ABSTRACT
Objectives: We aim to investigate the joint effect of iron (enhanced neonatal iron intake), 1-methyl-4-phenyl-1,2,3,6-tetrahydropyridine (MPTP) and biochanin A (BA, oral administration) and possible mechanisms for action on behavioral and neurochemical indicators in the mice.
Methods: Rotarod test, pole test and swim test were used to evaluate animal behavior. The neurochemical analysis was conducted by HPLC-ECD. Oxidative stress was determined in this study. Further mechanism was investigated through in vitro experiments.
Results: Iron and MPTP co-administration significantly induced behavioral deficits and decreased striatal dopamine content in the male and female mice. The co-administration of iron and MPTP also significantly induced redox imbalance in the substantia nigra (SN) of mice. Furthermore, BA significantly improved behavioral deficits and increased striatal dopamine content in the mice co-treated with iron and MPTP. BA also significantly improved redox imbalance in the SN of mice co-administered with iron and MPTP. Finally, we showed that iron and 1-Methyl-4-phenylpyridinium (MPP+) co-treatment significantly increased superoxide production in microglial cultures by inducing p38 mitogen-activated protein kinase (MAPK) activation.
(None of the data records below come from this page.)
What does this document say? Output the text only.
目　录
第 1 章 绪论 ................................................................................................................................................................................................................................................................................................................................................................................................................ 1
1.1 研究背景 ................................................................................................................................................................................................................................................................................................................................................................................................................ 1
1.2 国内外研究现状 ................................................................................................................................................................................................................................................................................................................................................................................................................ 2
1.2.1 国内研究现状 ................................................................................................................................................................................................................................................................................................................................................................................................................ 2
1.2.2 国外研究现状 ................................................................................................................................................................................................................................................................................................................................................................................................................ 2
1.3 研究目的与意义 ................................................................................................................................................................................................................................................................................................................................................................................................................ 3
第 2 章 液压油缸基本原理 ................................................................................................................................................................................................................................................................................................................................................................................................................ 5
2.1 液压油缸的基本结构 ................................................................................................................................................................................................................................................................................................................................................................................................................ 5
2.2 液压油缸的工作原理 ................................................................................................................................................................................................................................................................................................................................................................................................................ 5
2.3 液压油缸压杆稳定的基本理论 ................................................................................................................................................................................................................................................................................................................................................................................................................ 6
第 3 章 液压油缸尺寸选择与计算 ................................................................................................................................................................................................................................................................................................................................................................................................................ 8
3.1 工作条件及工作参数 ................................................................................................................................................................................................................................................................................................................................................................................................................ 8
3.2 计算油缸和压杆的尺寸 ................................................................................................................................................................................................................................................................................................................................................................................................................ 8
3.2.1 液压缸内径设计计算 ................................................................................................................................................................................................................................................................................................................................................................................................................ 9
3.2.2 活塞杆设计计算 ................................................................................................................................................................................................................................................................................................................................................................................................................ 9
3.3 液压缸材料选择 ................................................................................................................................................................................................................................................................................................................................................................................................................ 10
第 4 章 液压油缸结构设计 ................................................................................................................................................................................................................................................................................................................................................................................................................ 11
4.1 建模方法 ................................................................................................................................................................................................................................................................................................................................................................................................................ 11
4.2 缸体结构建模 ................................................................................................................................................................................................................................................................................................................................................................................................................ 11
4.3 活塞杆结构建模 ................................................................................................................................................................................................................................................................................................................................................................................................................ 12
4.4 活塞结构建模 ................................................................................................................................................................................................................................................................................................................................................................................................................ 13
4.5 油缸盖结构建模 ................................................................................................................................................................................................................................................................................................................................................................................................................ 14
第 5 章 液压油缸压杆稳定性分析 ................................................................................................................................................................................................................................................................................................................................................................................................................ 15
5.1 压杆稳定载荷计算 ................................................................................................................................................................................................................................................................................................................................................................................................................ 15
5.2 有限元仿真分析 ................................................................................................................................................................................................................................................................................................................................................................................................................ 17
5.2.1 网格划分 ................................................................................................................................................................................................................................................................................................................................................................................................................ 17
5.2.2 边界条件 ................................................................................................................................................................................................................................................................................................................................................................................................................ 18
BA also significantly decreased superoxide production and p38 MAPK phosphorylation in the cultures co-treated with iron and MPP+.
Conclusion: Iron and MPTP co-treatment may result in worsened behavioral and neurochemical deficits and aggravated redox imbalance through inducing microglial p38 MAPK activation. BA may improve behavioral and neurochemical deficits and redox imbalance through repressing microglial p38 MAPK activation.
Acknowledgements
Contributors: XJW conceived the research and designed the experiments. YHL, YL, YLX, HQC, ZQY, and XJW performed the experiments and collected the results. YHL, YL, YLX and XJW statistically analyzed the data. YHL, YL, YLX and XJW interpreted the results. YHL and XJW wrote the manuscript. All the authors critically reviewed the manuscript and approved the final submitted manuscript.
Disclosure statement
No potential conflict of interest was reported by the authors.
Notes on contributors
Yunhong Li is pursuing a master's degree at Shanghai Jiao Tong University School of Medicine, Shanghai, China. She is focused on studying the pathogenesis and therapy of Parkinson's disease.
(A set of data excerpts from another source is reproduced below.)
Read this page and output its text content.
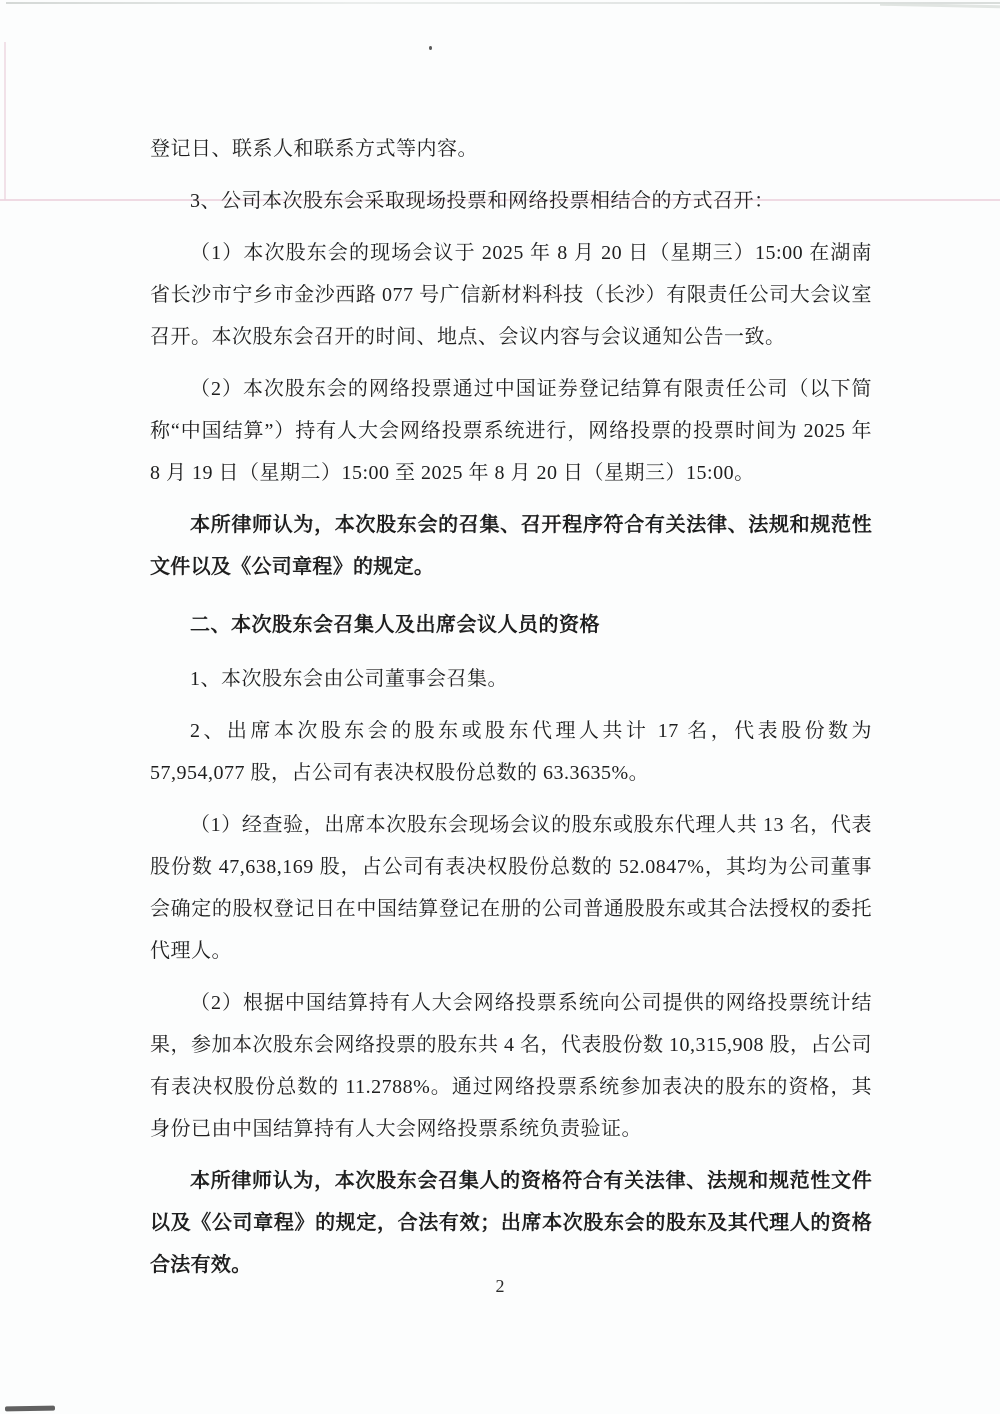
登记日、联系人和联系方式等内容。

3、公司本次股东会采取现场投票和网络投票相结合的方式召开：

（1）本次股东会的现场会议于 2025 年 8 月 20 日（星期三）15:00 在湖南省长沙市宁乡市金沙西路 077 号广信新材料科技（长沙）有限责任公司大会议室召开。本次股东会召开的时间、地点、会议内容与会议通知公告一致。

（2）本次股东会的网络投票通过中国证券登记结算有限责任公司（以下简称“中国结算”）持有人大会网络投票系统进行，网络投票的投票时间为 2025 年 8 月 19 日（星期二）15:00 至 2025 年 8 月 20 日（星期三）15:00。

本所律师认为，本次股东会的召集、召开程序符合有关法律、法规和规范性文件以及《公司章程》的规定。

二、本次股东会召集人及出席会议人员的资格

1、本次股东会由公司董事会召集。

2、出席本次股东会的股东或股东代理人共计 17 名，代表股份数为 57,954,077 股，占公司有表决权股份总数的 63.3635%。

（1）经查验，出席本次股东会现场会议的股东或股东代理人共 13 名，代表股份数 47,638,169 股，占公司有表决权股份总数的 52.0847%，其均为公司董事会确定的股权登记日在中国结算登记在册的公司普通股股东或其合法授权的委托代理人。

（2）根据中国结算持有人大会网络投票系统向公司提供的网络投票统计结果，参加本次股东会网络投票的股东共 4 名，代表股份数 10,315,908 股，占公司有表决权股份总数的 11.2788%。通过网络投票系统参加表决的股东的资格，其身份已由中国结算持有人大会网络投票系统负责验证。

本所律师认为，本次股东会召集人的资格符合有关法律、法规和规范性文件以及《公司章程》的规定，合法有效；出席本次股东会的股东及其代理人的资格合法有效。

2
Ying Liu is pursuing a master's degree at Shanghai Jiao Tong University School of Medicine, Shanghai, China. She is focused on studying the pathogenesis and therapy of Parkinson's disease.
Yaling Xu is pursuing a master's degree at Shanghai Jiao Tong University School of Medicine, Shanghai, China. She is focused on studying the pathogenesis and therapy of Parkinson's disease.
Hanqing Chen is a Professor of the School of Biotechnology and Food Engineering, Hefei University of Technology, Hefei, China. He is focused on studying the pathogenesis and therapy of Parkinson's disease.
Zhiqiang Yan is an associate professor of Shanghai Laboratory Animal Center, Chinese Academy of Sciences, Shanghai, China. He is focused on studying the pathogenesis and therapy of Parkinson's disease.
Xijin Wang is a Professor of the Department of Neurology, Xinhua Hospital Affiliated to Shanghai Jiao Tong University School of Medicine, Shanghai, China. He is focused on studying the pathogenesis and therapy of Parkinson's disease.
Ethics approval
This study was carried out according to the guidelines of the National Institutes of Health (publication No. 80-23), and all the animal protocols were approved by the Institutional Animal Care and Use Committee of Shanghai Jiao-Tong University School of Medicine (SJTUSM IACUC). All procedures in this study were approved by the Institutional Review Board of Xinhua Hospital affiliated to Shanghai Jiao Tong University School of Medicine (Approval No. XHEC-F-2016-209, the date that the research proposal was approved: March 7th, 2016). All efforts were aimed to minimize animal suffering in the experiments.